Este módulo é um recurso para professores  

 

Prevenir a corrupção no setor público

 

Como reconhecido pelo artigo 5.º da UNCAC, os princípios básicos associados à prevenção da corrupção no setor público são o Estado de Direito, a boa gestão dos assuntos e bens públicos, a integridade, a transparência e a responsabilidade. Nos seus artigos 7.º e 8.º, a UNCAC incumbe os Estados de tomarem medidas específicas para garantir a adesão a estes princípios, nomeadamente através da adoção de sistemas baseados no mérito para o recrutamento e promoção dos funcionários públicos, o estabelecimento de critérios para a sua eleição para o desempenho de funções públicas, a melhoria da transparência no financiamento dos partidos políticos, prevenindo conflitos de interesses, promovendo a adoção de códigos de conduta no setor público e estabelecendo sistemas de declaração patrimonial. Medidas adicionais para prevenir a corrupção são invocadas nos artigos 10.º e 13.º da UNCAC, incluindo a promoção de uma maior participação das partes interessadas e de um governo aberto. Estas são medidas adicionais que podem ajudar a prevenir a corrupção no setor público, tal como discutido abaixo.

Outros módulos da Série de Módulos Universitários da Educação para a Justiça («E4J») sobre Anticorrupção abordam a prevenção da corrupção. Em particular, o Módulo 12 discute a UNCAC e outros instrumentos multilaterais que abordam a corrupção no setor público, inclusive requerendo aos Estados a adoção de medidas preventivas. O Módulo 13, por sua vez, ilustra como as medidas de prevenção da corrupção formam a base das políticas e esforços nacionais anticorrupção.
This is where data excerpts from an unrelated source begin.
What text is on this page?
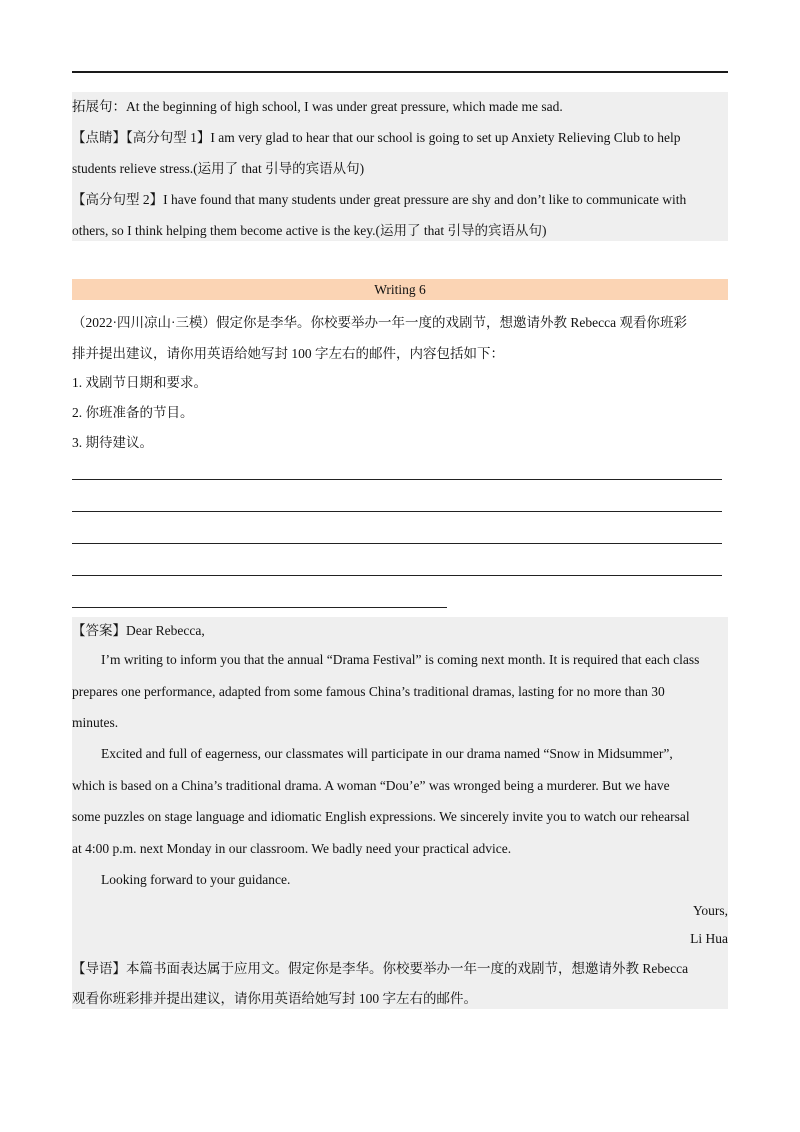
拓展句：At the beginning of high school, I was under great pressure, which made me sad.
【点睛】【高分句型 1】I am very glad to hear that our school is going to set up Anxiety Relieving Club to help
students relieve stress.(运用了 that 引导的宾语从句)
【高分句型 2】I have found that many students under great pressure are shy and don’t like to communicate with
others, so I think helping them become active is the key.(运用了 that 引导的宾语从句)
Writing 6
（2022·四川凉山·三模）假定你是李华。你校要举办一年一度的戏剧节，想邀请外教 Rebecca 观看你班彩
排并提出建议，请你用英语给她写封 100 字左右的邮件，内容包括如下：
1. 戏剧节日期和要求。
2. 你班准备的节目。
3. 期待建议。
【答案】Dear Rebecca,
I’m writing to inform you that the annual “Drama Festival” is coming next month. It is required that each class
prepares one performance, adapted from some famous China’s traditional dramas, lasting for no more than 30
minutes.
Excited and full of eagerness, our classmates will participate in our drama named “Snow in Midsummer”,
which is based on a China’s traditional drama. A woman “Dou’e” was wronged being a murderer. But we have
some puzzles on stage language and idiomatic English expressions. We sincerely invite you to watch our rehearsal
at 4:00 p.m. next Monday in our classroom. We badly need your practical advice.
Looking forward to your guidance.
Yours,
Li Hua
【导语】本篇书面表达属于应用文。假定你是李华。你校要举办一年一度的戏剧节，想邀请外教 Rebecca
观看你班彩排并提出建议，请你用英语给她写封 100 字左右的邮件。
Uma discussão mais detalhada sobre as medidas que incrementam a integridade e ética públicas está disponível no Módulo 13 da Série de Módulos Universitários da Educação para a Justiça («E4J») sobre Integridade e Ética.

Códigos de conduta

Geralmente, os mecanismos de prevenção da corrupção integram normas que proíbem certos tipos de condutas. Estas normas não só incluem proibições legais face à corrupção e sanções criminais ou civis direcionadas aos setores público e privado (Williams-Elegbe, 2012), mas também códigos de conduta e de ética para os funcionários públicos. De acordo com o artigo 8.º da UNCAC, tais códigos devem ser utilizados para promover as caraterísticas pessoais (integridade, honestidade e responsabilidade) e responsabilidades profissionais para um correto, imparcial e honroso desempenho das funções públicas. Estes códigos fornecem orientações sobre como os funcionários públicos se devem comportar em determinadas situações e sobre como podem ser responsabilizados pelas suas ações e decisões. Além da UNCAC, existem outras iniciativas de organizações internacionais e regionais que reconhecem e promovem a implementação de códigos de conduta. Um exemplo é o Código Internacional de Conduta para Funcionários Públicos, adotado pela Assembleia Geral da Organização das Nações Unidas, em 1996.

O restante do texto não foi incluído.